The guidelines allowed any SARS-CoV-2 serology test to hit the market without FDA authorization, as long as the test didn’t purport to be FDA-approved. A wave of shoddy and even outright fraudulent tests followed, and by May, the FDA was forced to tighten the rules for market entry. At the time, some outside immunologists cautioned that even the new criteria were too lax to keep out bad tests.
Now, the FDA is admitting those critics were right.
In an article published Feb. 13 in the New England Journal of Medicine, two senior FDA officials who were responsible for setting test approval policies say they regret opening the floodgates to serology tests. Although there was, and remains, a clear value in serology tests for answering big-picture questions about disease transmission, the fact that even the best of these tests aren’t useful for diagnosing infections should been reason to scrutinize all of them more closely, write Jeffrey Shuren, director of the FDA’s Center for Devices and Radiological Health, and Timothy Stenzel, director of the Office of In Vitro Diagnostics and Radiological Health.
“Knowing what we know now, we would not have permitted serology tests to be marketed without FDA review and authorization, even within the limits we initially imposed,” they write. “Although other factors may have driven unauthorized products to flood the marketplace, our March 16 policy allowed it to happen.”
When the May rules came into effect, the FDA began to screen serology tests more closely, and curbed some of the Wild West marketing that happened early in the pandemic. Since then, according to the NEJM article, the agency has dropped its emergency use authorization of 225 tests not meeting efficacy or other standards or other, issued warning letters about potentially illegal test marketing to 15 companies, and placed another 88 foreign companies on an import inspection list.

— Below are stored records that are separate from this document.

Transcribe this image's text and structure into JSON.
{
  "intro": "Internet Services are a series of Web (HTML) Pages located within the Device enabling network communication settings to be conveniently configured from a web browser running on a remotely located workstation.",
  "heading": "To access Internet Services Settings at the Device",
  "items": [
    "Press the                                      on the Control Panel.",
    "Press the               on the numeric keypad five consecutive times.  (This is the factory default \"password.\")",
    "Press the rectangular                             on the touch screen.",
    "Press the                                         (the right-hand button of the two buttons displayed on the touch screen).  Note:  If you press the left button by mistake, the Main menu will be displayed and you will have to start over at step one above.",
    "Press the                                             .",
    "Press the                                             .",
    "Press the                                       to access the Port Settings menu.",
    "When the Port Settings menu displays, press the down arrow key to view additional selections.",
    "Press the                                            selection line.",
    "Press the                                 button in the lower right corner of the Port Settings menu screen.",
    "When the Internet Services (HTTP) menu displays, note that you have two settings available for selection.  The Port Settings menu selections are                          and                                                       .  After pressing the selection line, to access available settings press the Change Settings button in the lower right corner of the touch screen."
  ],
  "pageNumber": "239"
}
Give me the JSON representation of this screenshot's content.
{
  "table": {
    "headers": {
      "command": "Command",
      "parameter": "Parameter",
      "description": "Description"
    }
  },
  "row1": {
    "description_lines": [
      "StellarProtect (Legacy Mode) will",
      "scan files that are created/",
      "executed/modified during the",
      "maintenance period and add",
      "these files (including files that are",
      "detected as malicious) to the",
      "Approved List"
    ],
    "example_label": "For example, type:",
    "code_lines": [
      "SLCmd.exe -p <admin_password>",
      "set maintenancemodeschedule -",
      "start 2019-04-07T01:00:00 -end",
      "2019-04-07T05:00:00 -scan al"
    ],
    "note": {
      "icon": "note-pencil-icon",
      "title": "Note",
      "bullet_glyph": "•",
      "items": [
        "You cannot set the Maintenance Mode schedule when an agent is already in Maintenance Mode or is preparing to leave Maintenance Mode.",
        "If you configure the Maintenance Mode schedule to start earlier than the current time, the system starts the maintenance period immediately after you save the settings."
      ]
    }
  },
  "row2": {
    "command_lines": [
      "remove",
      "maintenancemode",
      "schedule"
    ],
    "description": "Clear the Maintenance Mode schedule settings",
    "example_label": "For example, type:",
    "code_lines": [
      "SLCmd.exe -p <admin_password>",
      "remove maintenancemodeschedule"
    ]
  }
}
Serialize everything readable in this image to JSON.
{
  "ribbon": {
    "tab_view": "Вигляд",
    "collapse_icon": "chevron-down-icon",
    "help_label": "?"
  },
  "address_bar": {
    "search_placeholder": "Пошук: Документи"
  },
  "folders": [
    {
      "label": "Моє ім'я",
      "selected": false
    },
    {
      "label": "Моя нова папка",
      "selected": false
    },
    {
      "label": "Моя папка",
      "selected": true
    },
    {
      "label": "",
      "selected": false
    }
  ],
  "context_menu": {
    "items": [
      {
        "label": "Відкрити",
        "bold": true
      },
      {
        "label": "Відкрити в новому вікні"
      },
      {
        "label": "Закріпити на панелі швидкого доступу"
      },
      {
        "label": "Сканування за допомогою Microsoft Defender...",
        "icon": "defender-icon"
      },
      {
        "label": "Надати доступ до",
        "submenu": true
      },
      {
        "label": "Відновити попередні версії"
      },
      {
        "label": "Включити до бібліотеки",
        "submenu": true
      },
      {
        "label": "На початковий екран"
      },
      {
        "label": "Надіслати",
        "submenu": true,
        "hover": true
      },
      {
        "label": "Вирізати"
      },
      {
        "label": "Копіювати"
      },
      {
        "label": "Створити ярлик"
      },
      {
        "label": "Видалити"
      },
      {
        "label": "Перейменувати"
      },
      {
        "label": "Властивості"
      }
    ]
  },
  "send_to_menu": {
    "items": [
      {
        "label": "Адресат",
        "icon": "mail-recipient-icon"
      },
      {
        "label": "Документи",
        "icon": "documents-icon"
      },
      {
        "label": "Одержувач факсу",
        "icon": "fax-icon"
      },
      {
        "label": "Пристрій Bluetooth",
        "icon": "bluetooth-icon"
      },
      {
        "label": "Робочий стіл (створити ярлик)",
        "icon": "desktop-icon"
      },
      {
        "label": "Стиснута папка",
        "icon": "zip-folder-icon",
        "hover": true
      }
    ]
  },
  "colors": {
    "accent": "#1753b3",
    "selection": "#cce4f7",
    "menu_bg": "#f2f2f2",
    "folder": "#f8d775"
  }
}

Shuren and Stenzel point to a few other lessons from the antibody testing spree: One, that the government needs to plan better in advance for how to study population-wide immune responses to epidemics as they happen; two, the FDA should have a system in place with private labs to rapidly evaluate new tests during future outbreaks; and three, the medical community needs to brush up on immunology and understand that even the best antibody tests carry a high risk of false positives.
Now that better diagnostic Covid-19 tests are widely available, and vaccines increasingly so, there’s less reason for people to need or want an antibody test, outside the context of a public health survey. But as global travel picks up, the US government is still taking a relatively lax approach to testing; it is one of the only countries in the world to allow rapid antigen tests, which are less reliable than PCR tests, as proof that passengers are Covid-free before entering the country.